By DEAN REA/Correspondent/The Herald—A dozen people stood in the geographic center of Lane County and envisioned what the surrounding 847 acres may look like in the future.
More than six decades ago the Dexter Dam was completed and the downstream area eventually became the 847-acre Elijah Bristow State Park.
The dam helped ensure that seasonal flooding would no longer threaten property in Eugene and Springfield.
Meanwhile, the meadows, woodlands, wetlands and the Middle Fork of the Willamette River would change.
The state parks department shepherded that change, which is being reviewed under the direction of the Middle Fork Willamette Watershed Council.
Saturday’s tour led by ranger Sean Steward was one of several scheduled to help plan a method of maintaining a healthy habitat in a park criss-crossed by more than 10 miles of trails trod by people and by horses and traveled by bikers. Large public areas provide space for picnics and such gatherings as a celebration-of-life ceremony that was conducted there Saturday.
“The park has planted more than 150,000 trees as part of the restoration program during the past 17 years,” said Stewart, who has spent the past 15 years there. This “band-aid” approach to restoration is changing to “let nature take care of restoration,” he said.
The public is invited to participate in charting this plan during the next two years, explained watershed representatives Ka-Voka Jackson and Dov Weinman.
Tour members walked under canopies of Western and Incense cedar and Cottonwood on trails often framed by blackberries, which Steward admitted are difficult to control without the use of herbicides.
The park provides habitat for osprey, great blue herons, bald eagles and beavers. It also is home to several threatened species, including the Western pond turtle and the Oregon chub.
Deep pits where gravel was mined during the 1970s and ‘80s are home to frogs, turtles, birds, deer and elk, Steward said. “And as we stand here, water it flowing beneath us,” he added. “The park is a French drain.”
The Middle Fork of the Willamette River rushed downriver a short distance away as tour members made their way to a final viewing site.
“We have a fire-hose river,” Stewart said as he stood above the deep-blue river. You need “stuff like wood and fine gravel running through it” to provide natural habitat for Salmon, steelhead, Oregon chub and freshwater mussels and to ensure a healthy forest, he said.
“We want to reset the river because it isn’t doing everything it can do,” he added, which is one of the objectives the watershed council is considering in its plan.
Another challenge facing the park, Steward said, is “how can we help the park weather climate change?”
You can take a similar tour at 5 p.m.
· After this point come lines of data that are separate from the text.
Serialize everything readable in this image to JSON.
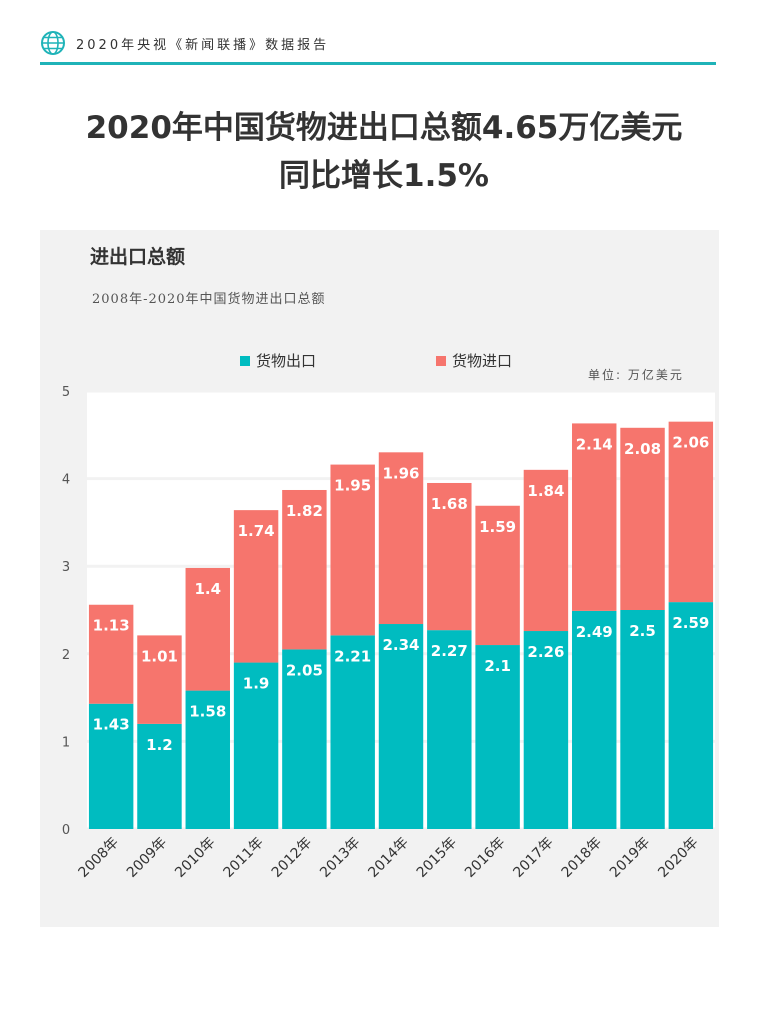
{
  "header": {
    "text": "2020年央视《新闻联播》数据报告"
  },
  "title": {
    "line1": "2020年中国货物进出口总额4.65万亿美元",
    "line2": "同比增长1.5%"
  },
  "chart": {
    "title": "进出口总额",
    "subtitle": "2008年-2020年中国货物进出口总额",
    "unit": "单位: 万亿美元"
  },
  "colors": {
    "export": "#00bcc0",
    "import": "#f6756d",
    "accent": "#1fb3b8"
  },
  "chart_data": {
    "type": "bar",
    "stacked": true,
    "categories": [
      "2008年",
      "2009年",
      "2010年",
      "2011年",
      "2012年",
      "2013年",
      "2014年",
      "2015年",
      "2016年",
      "2017年",
      "2018年",
      "2019年",
      "2020年"
    ],
    "series": [
      {
        "name": "货物出口",
        "values": [
          1.43,
          1.2,
          1.58,
          1.9,
          2.05,
          2.21,
          2.34,
          2.27,
          2.1,
          2.26,
          2.49,
          2.5,
          2.59
        ]
      },
      {
        "name": "货物进口",
        "values": [
          1.13,
          1.01,
          1.4,
          1.74,
          1.82,
          1.95,
          1.96,
          1.68,
          1.59,
          1.84,
          2.14,
          2.08,
          2.06
        ]
      }
    ],
    "ylim": [
      0,
      5
    ],
    "yticks": [
      0,
      1,
      2,
      3,
      4,
      5
    ],
    "legend": "top",
    "grid": true
  }
}
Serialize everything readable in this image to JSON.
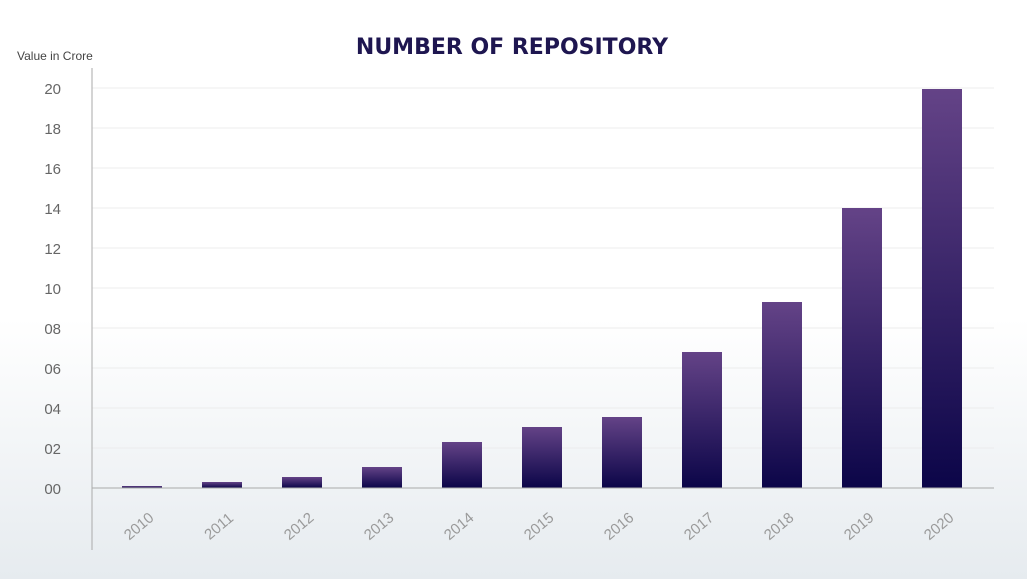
{
  "chart_data": {
    "type": "bar",
    "title": "NUMBER OF REPOSITORY",
    "ylabel": "Value in Crore",
    "xlabel": "",
    "categories": [
      "2010",
      "2011",
      "2012",
      "2013",
      "2014",
      "2015",
      "2016",
      "2017",
      "2018",
      "2019",
      "2020"
    ],
    "values": [
      0.1,
      0.3,
      0.55,
      1.05,
      2.3,
      3.05,
      3.55,
      6.8,
      9.3,
      14.0,
      19.95
    ],
    "ylim": [
      0,
      20
    ],
    "yticks": [
      "00",
      "02",
      "04",
      "06",
      "08",
      "10",
      "12",
      "14",
      "16",
      "18",
      "20"
    ],
    "grid": true,
    "legend": "none",
    "colors": {
      "title": "#1e1650",
      "bar_top": "#644387",
      "bar_bottom": "#0b0548",
      "grid": "#ececec",
      "axis": "#aaaaaa"
    }
  }
}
Sept. 28 or at 10 a.m. Oct. 23 or at 5 p.m. Oct. 26. Travel Highway 58 to the Trent (Rattlesnake) intersection, turn north toward Trent and follow the park signs.
(htts://www.middleforkwillamette.org/event/elijah-bristow-restoration-walking tour/)
Footnote: Dexter State Park was renamed in 1979 to honor Bristow, who founded the nearby community of Pleasant Hill community during the mid-19th Century.